Some past Grand Masters have been truly prolific. Others less so.
But contributions to the literature goes beyond writing books. And that is what people often profoundly misunderstand.
Nalo Hopkinson’s Contributions
So, what else has Nalo Hopkinson done?
She’s also an adept editor, having edited five anthologies and guest edited an issue of Lightspeed Magazine.
So, is that it?
No…that’s not it either.
SFWA President Mary Robinette Kowal is quoted on the SFWA site and I’ll requote her here:
“Naming Nalo as Grand Master recognizes not only her phenomenal writing but also her work as an educator who has shaped so many of the rising stars of modern SFF.”
I’m not on the Grand Master committee and I don’t know the deep grounds for their decision, but there it is in Kowal’s words.
“her work as an educator.”
Hopkinson is not a Grand Master just because she wrote a few excellent books.
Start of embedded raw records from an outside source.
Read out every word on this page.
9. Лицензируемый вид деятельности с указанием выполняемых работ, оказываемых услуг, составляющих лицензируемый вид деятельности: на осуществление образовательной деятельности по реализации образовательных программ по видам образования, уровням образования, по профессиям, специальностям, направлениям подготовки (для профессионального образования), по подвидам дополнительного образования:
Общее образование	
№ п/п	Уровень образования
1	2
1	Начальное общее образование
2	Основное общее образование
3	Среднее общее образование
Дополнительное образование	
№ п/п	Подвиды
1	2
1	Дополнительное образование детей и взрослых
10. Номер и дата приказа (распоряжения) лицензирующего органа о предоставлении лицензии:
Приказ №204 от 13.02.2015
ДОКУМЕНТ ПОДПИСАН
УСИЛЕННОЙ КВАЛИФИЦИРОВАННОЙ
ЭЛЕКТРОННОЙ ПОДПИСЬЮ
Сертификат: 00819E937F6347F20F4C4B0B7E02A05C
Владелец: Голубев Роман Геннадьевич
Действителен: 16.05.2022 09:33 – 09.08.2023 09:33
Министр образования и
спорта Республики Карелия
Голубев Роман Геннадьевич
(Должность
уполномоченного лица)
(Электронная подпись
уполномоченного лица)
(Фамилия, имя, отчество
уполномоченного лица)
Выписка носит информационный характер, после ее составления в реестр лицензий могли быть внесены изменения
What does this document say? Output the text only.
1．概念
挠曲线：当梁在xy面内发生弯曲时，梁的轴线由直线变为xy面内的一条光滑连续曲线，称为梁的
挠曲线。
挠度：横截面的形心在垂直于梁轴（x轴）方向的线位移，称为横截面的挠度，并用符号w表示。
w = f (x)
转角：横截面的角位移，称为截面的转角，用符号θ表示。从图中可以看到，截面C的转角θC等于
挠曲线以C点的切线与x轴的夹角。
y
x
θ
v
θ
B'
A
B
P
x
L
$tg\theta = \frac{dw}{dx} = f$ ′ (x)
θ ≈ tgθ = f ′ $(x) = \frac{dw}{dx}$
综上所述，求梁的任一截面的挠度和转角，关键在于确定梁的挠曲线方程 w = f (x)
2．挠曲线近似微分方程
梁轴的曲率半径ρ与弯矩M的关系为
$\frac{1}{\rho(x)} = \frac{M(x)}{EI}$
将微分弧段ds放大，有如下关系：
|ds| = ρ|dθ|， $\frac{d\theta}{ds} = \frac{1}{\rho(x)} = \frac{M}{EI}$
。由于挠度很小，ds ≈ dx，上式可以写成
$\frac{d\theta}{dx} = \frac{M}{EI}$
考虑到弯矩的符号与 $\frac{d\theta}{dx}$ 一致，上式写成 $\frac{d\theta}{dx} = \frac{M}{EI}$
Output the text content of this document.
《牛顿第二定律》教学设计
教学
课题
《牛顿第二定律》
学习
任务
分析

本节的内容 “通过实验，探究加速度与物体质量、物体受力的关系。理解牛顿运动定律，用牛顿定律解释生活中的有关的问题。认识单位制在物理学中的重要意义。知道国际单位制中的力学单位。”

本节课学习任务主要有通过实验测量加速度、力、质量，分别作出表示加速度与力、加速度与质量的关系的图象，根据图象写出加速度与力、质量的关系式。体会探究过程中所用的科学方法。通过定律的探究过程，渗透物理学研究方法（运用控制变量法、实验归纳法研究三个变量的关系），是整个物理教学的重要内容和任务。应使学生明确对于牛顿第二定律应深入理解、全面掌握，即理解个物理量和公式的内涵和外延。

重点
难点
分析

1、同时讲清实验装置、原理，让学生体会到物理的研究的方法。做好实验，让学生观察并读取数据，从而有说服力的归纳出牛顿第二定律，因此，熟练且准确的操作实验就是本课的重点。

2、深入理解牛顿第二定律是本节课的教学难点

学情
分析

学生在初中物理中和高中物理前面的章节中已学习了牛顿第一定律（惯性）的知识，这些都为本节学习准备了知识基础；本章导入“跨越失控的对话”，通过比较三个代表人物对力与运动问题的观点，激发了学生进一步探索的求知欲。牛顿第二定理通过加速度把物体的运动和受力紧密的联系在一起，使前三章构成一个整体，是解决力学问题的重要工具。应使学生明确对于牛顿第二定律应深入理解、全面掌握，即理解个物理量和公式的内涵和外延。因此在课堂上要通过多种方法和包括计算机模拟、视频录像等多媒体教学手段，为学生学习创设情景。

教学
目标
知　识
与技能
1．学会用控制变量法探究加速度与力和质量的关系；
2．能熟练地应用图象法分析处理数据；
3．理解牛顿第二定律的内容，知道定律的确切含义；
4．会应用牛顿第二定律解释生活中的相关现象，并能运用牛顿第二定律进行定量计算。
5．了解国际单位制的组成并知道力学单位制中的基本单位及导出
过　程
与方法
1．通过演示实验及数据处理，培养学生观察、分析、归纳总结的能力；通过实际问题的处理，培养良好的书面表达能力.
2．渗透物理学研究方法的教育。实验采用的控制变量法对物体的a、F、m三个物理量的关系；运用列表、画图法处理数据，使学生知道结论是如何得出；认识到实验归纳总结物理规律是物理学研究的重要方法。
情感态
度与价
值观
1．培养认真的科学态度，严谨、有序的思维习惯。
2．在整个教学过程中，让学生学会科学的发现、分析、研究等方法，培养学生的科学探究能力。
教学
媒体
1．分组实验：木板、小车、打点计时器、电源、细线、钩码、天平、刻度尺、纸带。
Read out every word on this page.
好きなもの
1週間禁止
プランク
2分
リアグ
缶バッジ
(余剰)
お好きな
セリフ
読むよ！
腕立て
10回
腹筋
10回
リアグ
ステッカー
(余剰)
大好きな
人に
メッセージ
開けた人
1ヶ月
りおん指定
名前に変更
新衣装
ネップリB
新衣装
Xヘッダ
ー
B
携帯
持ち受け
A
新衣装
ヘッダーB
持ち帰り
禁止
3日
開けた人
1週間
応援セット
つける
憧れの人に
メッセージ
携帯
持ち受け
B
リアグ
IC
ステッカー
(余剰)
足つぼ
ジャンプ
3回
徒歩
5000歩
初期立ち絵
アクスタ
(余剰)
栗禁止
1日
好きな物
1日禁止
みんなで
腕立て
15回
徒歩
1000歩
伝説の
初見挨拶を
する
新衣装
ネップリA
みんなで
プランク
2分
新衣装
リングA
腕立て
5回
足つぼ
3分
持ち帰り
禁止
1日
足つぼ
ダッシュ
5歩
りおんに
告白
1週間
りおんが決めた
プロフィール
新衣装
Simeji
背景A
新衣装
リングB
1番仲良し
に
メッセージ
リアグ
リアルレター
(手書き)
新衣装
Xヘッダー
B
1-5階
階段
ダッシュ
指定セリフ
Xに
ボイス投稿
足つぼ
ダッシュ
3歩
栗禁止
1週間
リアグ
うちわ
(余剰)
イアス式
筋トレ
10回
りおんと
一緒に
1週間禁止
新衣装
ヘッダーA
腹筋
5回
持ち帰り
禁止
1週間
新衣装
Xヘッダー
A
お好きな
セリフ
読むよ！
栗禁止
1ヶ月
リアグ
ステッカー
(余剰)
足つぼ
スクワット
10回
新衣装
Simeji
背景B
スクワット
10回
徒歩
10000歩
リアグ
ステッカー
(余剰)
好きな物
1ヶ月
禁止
Plenty of authors have done that.
She is a Grand Master because she has had a profound impact on “the literature of science fiction and fantasy” by teaching other writers.
She has taught at Clarion for years and been a professor of creative writing (at the University of California, Riverside) since 2013.
She has also had a very strong influence on Caribbean science fiction. But her greatest contribution to the field is as a teacher.
And we need more of those.
Anyone who says Hopkinson does not deserve the title is misunderstanding the award. They are also very likely to be, well. Racist.
It’s certainly racist to imply that she’s some kind of diversity hire.
Oh, and here’s another reason to shut up: Per her own website, Nalo Hopkinson has fibromyalgia, something which doesn’t generally help when it comes to writing fast.
So let’s acknowledge and honor this woman’s achievements, envy her students, and shut down anyone who says she doesn’t deserve it.